This astonishing theatre’s latest discovery is a Yiddish classic by David Pinski, dating from 1906. It has been cut and adapted by Colin Chambers and, while I wish he’d wielded the scissors more brutally, the play ushers us into a world that is both recognisable and unfamiliar: imagine Fiddler on the Roof with a sharp satirical bite and you get the picture.
The action, set in a Russian village in the early 1900s, hinges on the discovery of a stash of gold sovereigns in the local cemetery. The gravedigger’s daughter, Tille, not only lays claim to the loot but also goes on a spending spree that leads everyone to assume she is sitting on an even greater fortune. This allows Pinski to take potshots at the greed and cupidity of religious leaders, charitable do-gooders and a whole community that is ready to dig up graves to get to the mythical treasure.
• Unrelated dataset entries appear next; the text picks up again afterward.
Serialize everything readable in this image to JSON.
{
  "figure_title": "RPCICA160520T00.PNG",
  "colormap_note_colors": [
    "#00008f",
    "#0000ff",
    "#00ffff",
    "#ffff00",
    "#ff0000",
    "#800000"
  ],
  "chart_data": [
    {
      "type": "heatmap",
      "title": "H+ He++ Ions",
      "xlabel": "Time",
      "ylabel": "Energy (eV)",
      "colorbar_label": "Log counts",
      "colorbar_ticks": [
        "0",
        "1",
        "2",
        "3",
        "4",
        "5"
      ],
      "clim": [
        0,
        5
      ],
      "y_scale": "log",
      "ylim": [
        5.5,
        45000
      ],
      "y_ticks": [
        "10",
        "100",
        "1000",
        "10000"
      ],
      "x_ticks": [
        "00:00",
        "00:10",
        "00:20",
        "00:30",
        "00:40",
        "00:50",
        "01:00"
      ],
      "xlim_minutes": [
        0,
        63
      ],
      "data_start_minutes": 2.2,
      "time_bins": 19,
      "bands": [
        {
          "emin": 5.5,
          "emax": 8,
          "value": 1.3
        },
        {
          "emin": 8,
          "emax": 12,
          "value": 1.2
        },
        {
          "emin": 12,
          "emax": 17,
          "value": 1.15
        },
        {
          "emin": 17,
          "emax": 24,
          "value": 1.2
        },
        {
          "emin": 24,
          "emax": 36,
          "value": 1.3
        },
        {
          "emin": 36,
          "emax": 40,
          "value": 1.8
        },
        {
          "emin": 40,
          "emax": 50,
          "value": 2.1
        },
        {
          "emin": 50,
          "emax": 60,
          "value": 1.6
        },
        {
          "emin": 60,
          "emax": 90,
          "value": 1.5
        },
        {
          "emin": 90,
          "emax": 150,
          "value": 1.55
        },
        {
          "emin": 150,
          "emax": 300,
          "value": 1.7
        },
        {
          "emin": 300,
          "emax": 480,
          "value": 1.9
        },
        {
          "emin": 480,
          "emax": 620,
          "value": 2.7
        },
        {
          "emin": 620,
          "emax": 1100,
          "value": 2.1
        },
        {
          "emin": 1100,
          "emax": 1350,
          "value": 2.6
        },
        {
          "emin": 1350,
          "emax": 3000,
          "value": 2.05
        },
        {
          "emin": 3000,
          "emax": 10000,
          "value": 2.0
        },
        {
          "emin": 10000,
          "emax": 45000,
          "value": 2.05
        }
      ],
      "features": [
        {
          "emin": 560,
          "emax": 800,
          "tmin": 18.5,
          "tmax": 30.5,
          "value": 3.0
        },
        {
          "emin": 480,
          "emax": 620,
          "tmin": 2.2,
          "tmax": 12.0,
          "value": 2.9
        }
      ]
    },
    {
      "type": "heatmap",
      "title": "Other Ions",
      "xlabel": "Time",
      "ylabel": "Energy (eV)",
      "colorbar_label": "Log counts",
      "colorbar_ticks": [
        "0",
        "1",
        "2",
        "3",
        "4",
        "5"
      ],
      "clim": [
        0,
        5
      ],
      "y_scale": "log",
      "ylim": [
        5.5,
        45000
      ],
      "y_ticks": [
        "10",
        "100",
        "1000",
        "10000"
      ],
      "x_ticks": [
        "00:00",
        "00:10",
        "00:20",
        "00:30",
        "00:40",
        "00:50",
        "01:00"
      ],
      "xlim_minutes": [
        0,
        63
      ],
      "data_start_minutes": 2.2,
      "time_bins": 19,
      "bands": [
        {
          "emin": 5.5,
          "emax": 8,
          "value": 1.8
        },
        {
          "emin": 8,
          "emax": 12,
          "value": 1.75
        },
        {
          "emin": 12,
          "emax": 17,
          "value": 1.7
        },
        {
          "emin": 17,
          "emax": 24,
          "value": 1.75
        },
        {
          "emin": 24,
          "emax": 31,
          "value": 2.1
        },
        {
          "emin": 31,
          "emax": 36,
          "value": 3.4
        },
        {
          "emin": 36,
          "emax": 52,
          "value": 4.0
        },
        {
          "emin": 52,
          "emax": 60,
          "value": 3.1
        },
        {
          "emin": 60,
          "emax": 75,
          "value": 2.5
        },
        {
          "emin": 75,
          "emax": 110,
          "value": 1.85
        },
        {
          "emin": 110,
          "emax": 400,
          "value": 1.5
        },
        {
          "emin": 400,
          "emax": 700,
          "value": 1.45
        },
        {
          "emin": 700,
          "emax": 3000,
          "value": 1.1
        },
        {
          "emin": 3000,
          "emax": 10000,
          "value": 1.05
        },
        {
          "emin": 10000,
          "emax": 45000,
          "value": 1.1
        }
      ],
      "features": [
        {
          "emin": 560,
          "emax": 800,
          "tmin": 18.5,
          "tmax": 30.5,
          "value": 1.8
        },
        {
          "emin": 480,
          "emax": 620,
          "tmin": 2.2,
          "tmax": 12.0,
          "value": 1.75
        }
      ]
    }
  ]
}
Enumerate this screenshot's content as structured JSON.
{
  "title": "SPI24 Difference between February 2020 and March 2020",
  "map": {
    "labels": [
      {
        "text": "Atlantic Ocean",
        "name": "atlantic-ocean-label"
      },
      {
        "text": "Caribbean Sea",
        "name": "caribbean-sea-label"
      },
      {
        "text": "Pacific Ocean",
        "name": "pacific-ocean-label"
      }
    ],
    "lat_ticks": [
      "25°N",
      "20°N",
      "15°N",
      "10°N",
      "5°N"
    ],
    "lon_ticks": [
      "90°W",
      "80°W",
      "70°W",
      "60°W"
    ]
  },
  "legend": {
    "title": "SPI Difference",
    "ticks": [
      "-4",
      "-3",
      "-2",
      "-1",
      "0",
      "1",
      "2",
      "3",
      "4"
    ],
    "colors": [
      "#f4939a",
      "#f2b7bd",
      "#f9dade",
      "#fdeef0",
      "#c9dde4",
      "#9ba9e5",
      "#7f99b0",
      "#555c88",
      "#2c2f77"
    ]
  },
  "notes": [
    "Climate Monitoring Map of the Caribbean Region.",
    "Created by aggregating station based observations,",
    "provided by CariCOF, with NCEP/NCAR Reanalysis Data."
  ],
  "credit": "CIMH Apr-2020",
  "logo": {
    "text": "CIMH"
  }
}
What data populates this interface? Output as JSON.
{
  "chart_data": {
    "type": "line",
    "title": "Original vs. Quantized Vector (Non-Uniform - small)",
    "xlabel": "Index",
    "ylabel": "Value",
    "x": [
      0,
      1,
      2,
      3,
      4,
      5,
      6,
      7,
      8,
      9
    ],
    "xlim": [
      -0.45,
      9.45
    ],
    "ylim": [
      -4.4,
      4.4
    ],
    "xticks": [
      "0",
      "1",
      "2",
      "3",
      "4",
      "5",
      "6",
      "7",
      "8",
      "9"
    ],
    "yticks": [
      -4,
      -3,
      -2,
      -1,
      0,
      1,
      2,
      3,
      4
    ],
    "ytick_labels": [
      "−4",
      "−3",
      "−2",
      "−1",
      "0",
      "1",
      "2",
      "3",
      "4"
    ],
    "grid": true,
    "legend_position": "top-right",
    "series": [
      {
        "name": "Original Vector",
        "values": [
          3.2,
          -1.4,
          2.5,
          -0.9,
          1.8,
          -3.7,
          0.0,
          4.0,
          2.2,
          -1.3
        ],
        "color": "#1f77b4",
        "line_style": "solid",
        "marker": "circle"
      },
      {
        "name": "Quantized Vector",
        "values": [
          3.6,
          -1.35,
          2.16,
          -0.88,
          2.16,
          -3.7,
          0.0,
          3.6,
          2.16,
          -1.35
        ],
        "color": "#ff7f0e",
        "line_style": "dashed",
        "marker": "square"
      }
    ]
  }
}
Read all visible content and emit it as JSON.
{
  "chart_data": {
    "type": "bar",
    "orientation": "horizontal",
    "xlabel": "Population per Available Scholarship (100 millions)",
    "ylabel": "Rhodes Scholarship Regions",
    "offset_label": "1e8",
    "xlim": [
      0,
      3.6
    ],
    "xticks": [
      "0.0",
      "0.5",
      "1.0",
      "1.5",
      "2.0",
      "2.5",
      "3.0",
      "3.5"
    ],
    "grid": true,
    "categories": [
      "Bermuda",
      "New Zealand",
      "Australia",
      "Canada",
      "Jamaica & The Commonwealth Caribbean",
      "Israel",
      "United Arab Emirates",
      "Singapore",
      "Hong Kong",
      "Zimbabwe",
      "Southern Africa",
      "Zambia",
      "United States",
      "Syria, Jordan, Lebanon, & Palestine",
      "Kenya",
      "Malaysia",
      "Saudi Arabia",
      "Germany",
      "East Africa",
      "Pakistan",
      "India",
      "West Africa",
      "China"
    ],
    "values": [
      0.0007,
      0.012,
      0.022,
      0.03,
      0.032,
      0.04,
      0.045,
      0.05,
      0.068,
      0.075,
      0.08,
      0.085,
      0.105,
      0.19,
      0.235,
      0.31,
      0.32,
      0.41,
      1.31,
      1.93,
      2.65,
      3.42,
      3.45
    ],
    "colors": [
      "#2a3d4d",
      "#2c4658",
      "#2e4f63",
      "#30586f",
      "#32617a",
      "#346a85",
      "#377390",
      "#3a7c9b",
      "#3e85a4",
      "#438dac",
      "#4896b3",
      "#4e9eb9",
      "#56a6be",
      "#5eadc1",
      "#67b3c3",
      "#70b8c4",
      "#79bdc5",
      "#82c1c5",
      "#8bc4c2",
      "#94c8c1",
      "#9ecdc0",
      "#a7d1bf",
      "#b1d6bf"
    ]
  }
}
As a satire on the corrupting power of money, the play harks back to Jonson’s Volpone and anticipates Friedrich Dürrenmatt’s The Visit while offering a scathing portrait of the false piety of rural Russia’s isolated communities. The only problem is that Pinski over-eggs an already rich pudding with moralistic parables from knowing children and a finale in which the dead rise from their disturbed graves to hammer home the point about the dangers of lauding lucre.
But the play gives us an insight into the critical nature of Yiddish theatre as Alice Malin’s production steers an 18-strong cast around a tiny stage with great elan and makes inventive use of folk music to cover the scene-changes. Olivia Bernstone also invests the free-spending Tille with an expressive, extravagantly-costumed gaiety that suggests wealth, like beauty, exists in the eye of the beholder.
- At Finborough theatre, London until 14 November. Box Office: 0844-847 1652.